A map of the in situ chromatin ultrastructure in human mitotic chromosomes (colors represent volume density, increasing from blue to red). Credit: From Ou, H.D. et al. ChromEMT: visualizing 3D chromatin structure and compaction in interphase and mitotic cells. Science 357, eaag0025 (2017).

The textbook picture of chromatin as 30-nm fibers that fold into 120-nm fibers was based on studies of purified DNA in vitro and lysed cells. However, “these structures are based largely on in vitro data,” recalled Clodagh O'Shea from the Salk Institute in San Diego. A team by O'Shea and Mark Ellisman at the University of California in San Diego has developed a protocol to label and image DNA in cells. Their method, ChromEMT, first selectively stains DNA and then visualizes the DNA with electron tilt tomography. ChromEMT has now revealed chromatin structures in situ in human interphase nuclei and mitotic chromosomes.

Building on previous work, the team searched for a DNA-binding fluorescent dye that, when optically excited, would catalyze the polymerization of diaminobenzidine (DAB). DAB can then be stained with OsO4 and visualized with high contrast in the EM. A challenge with DAB is that it autopolymerizes when excited with ultraviolet light. Thus, it is preferable to initiate the polymerization reaction with a fluorescent molecule excited in the red spectrum.The team found that DRAQ-5 fit the necessary criteria.

With the DNA labeled, “the next trick was really to reconstruct the chromatin,” says O'Shea. Even with 70-nm sections, the two-dimensional projections measured with standard EM could not resolve chromatin. The two meters of DNA in each human cell nucleus are assembled by histones and proteins into chromatin structures which appear as a disordered and interwoven mesh. Given the small diameters of structural elements such as naked DNA or chromatin fibers with an average diameter of 13 to 14 nm, each section required an eight-tilt tomographic reconstruction using 800 images.
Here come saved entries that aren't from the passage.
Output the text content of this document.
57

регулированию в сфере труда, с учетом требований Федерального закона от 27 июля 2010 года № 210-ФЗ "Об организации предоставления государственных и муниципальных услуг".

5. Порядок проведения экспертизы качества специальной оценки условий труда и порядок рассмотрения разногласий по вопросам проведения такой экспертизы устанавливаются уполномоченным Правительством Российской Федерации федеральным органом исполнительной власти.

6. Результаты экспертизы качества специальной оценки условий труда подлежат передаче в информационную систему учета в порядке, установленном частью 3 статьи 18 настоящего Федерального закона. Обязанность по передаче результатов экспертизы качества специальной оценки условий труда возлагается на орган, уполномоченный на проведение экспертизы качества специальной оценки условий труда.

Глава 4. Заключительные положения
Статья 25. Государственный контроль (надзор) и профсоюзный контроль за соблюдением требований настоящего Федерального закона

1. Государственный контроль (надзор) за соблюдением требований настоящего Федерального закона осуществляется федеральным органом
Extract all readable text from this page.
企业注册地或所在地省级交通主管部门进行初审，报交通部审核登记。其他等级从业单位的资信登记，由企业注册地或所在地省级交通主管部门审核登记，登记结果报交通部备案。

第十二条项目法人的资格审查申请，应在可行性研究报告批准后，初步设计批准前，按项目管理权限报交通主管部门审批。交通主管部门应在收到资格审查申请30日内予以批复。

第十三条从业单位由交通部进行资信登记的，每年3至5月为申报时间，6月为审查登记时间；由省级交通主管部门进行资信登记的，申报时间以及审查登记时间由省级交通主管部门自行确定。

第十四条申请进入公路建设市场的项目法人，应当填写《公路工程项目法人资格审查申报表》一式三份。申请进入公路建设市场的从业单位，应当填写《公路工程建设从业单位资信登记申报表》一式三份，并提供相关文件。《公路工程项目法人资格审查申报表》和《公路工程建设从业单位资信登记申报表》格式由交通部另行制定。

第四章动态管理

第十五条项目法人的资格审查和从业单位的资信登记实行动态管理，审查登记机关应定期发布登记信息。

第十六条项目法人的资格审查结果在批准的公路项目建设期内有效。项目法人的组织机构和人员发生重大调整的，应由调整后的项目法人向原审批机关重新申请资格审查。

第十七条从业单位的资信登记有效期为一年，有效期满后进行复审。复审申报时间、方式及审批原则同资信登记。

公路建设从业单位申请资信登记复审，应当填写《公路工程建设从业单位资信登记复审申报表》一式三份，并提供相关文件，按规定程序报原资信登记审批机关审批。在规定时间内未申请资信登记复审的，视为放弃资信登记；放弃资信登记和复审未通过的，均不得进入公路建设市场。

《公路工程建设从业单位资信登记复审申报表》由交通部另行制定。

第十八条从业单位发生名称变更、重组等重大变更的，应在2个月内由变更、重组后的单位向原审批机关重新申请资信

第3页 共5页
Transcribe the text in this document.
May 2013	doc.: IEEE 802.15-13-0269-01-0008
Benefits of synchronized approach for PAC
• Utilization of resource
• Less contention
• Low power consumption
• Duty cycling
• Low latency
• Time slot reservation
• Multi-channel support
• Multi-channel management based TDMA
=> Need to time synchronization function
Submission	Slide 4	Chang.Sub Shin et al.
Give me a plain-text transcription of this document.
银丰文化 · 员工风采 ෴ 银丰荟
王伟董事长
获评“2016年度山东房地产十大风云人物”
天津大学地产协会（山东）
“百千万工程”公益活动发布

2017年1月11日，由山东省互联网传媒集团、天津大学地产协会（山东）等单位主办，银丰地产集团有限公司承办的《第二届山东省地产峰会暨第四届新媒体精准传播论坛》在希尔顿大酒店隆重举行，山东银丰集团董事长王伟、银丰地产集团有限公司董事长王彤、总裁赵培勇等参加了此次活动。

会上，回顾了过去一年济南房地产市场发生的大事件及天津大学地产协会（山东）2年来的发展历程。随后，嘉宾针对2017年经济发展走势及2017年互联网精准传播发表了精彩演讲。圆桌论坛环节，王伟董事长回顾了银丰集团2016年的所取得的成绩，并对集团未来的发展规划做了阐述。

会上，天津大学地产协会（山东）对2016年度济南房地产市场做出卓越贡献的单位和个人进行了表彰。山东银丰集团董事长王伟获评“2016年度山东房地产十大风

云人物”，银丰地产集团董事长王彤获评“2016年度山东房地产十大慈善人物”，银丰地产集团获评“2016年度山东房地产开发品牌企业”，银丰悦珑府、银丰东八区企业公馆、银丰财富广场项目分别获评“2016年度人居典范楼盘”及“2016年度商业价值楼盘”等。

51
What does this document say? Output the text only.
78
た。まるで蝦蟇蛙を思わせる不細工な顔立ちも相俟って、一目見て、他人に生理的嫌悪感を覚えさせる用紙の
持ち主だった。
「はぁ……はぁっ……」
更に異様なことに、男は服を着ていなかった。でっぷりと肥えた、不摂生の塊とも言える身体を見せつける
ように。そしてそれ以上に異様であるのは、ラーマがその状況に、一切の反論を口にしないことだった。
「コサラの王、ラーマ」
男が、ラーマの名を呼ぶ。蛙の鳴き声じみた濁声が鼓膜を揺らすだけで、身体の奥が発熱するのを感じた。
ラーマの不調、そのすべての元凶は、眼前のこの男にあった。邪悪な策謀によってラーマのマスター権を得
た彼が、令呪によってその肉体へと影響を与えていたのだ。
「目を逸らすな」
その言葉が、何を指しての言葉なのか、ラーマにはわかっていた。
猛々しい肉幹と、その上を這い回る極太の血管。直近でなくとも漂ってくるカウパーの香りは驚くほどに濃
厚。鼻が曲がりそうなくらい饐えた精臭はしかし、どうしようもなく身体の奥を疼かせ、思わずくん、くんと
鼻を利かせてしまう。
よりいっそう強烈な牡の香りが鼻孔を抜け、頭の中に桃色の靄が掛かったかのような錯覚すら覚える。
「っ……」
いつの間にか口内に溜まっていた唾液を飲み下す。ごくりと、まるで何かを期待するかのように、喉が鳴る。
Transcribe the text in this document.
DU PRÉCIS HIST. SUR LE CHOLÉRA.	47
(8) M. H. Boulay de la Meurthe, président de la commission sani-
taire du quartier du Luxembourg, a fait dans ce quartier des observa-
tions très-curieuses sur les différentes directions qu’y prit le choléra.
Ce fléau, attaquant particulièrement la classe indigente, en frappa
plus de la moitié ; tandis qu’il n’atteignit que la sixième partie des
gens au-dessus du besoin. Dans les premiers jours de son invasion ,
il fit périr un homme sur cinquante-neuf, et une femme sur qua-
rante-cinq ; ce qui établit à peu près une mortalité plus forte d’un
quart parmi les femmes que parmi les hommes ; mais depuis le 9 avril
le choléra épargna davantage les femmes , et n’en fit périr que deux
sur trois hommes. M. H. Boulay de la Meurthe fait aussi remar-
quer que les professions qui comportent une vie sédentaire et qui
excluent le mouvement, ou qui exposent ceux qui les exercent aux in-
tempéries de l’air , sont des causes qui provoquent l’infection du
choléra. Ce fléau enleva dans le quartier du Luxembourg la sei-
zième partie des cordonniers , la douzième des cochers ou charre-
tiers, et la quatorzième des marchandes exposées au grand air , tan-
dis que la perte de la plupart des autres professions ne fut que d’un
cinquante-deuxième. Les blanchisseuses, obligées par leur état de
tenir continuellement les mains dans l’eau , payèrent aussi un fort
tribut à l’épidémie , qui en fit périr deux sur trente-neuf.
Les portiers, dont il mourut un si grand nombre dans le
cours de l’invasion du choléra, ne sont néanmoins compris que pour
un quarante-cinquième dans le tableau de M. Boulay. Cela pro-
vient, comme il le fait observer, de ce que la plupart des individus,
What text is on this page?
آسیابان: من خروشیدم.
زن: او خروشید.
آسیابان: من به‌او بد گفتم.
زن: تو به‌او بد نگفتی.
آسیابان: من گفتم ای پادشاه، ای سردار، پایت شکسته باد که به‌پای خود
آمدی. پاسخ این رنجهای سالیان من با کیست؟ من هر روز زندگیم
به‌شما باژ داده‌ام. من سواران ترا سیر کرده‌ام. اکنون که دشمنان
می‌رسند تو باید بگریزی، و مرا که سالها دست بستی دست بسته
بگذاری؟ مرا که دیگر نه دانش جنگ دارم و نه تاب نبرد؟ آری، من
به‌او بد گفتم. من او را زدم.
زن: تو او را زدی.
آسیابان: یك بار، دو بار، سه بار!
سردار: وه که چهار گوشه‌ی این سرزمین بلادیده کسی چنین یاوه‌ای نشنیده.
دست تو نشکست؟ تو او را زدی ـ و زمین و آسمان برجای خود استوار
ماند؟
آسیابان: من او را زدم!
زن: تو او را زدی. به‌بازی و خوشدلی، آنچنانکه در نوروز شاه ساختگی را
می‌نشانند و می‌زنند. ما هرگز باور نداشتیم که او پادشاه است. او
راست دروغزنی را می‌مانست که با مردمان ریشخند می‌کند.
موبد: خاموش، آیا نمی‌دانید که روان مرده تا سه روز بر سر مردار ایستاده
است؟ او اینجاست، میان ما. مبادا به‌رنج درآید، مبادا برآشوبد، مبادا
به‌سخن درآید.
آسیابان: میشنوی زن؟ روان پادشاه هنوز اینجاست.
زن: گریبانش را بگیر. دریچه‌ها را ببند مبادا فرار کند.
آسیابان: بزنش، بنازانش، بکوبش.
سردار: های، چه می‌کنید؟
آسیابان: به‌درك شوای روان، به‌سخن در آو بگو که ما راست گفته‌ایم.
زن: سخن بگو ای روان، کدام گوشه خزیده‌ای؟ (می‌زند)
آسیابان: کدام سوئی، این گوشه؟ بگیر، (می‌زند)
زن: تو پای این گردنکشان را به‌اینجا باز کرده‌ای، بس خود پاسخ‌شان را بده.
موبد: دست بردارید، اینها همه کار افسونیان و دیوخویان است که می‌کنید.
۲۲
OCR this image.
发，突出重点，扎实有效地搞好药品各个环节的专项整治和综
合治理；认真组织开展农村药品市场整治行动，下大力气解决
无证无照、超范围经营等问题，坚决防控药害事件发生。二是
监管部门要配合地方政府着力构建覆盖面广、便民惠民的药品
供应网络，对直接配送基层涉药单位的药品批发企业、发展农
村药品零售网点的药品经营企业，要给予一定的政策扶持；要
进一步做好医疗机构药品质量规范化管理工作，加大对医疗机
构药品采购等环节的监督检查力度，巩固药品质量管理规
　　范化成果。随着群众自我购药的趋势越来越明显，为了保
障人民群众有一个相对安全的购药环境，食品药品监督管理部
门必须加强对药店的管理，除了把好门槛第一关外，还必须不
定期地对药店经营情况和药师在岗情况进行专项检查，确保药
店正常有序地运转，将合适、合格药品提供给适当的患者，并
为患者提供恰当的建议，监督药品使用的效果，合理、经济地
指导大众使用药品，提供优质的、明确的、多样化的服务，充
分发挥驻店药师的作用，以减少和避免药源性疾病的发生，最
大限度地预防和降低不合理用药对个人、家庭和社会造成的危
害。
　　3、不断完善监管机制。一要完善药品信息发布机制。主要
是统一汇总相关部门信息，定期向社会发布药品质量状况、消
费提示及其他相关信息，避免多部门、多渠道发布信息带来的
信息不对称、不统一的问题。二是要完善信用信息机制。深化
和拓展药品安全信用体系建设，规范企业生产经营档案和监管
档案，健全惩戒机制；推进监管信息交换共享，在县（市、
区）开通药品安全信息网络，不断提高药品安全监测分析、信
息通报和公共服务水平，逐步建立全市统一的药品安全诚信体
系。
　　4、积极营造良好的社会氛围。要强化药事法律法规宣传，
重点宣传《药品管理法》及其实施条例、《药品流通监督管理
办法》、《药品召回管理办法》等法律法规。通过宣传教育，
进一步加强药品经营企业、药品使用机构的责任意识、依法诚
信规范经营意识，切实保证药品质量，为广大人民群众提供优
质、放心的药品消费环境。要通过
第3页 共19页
Once the tomographic reconstructions were possible, the challenge of analyzing the chromatin in each cell remained. “We suddenly realized we couldn't see any of these 30-nm fibers, which was a bit terrifying,” O'Shea remembered, referring to previous chromatin studies. The team developed methods to first bin the raw high-resolution data and then segment and trace disordered chromatin fibers of constantly changing diameters weaving throughout up to ten sections. The team found that chromatin fibers fluctuate between 5 and 24 nm in diameter.

The lack of 30-nm chromatin fibers deviated from the textbook picture, but the team thoroughly validated their findings. First, they took advantage of artifactual microtubule staining, which provided an internal size reference to ensure that there is no sample shrinkage or systematic error in the analysis algorithms. Second, they repeated previous chromatin measurements on hypotonically lysed chicken erythrocytes, which revealed the expected 30-nm chromatin fibers.

With ChromEMT, O'Shea says “the main challenge is going to be how to analyze these kinds of data sets.” They are large and complex and, unlike in fluorescence microscopy, much of the cell is partially labeled, giving a holistic view of the cell and “revealing both knowns and unknowns.” In the future, O'Shea sees multicolor EM as a path to simultaneously visualize proteins and DNA. Using a fluorescent molecule such as miniSOG (excited at 488 nm) to label the protein, and DRAQ-5 to label the DNA, it will be possible to polymerize different compounds and use different metals for contrast.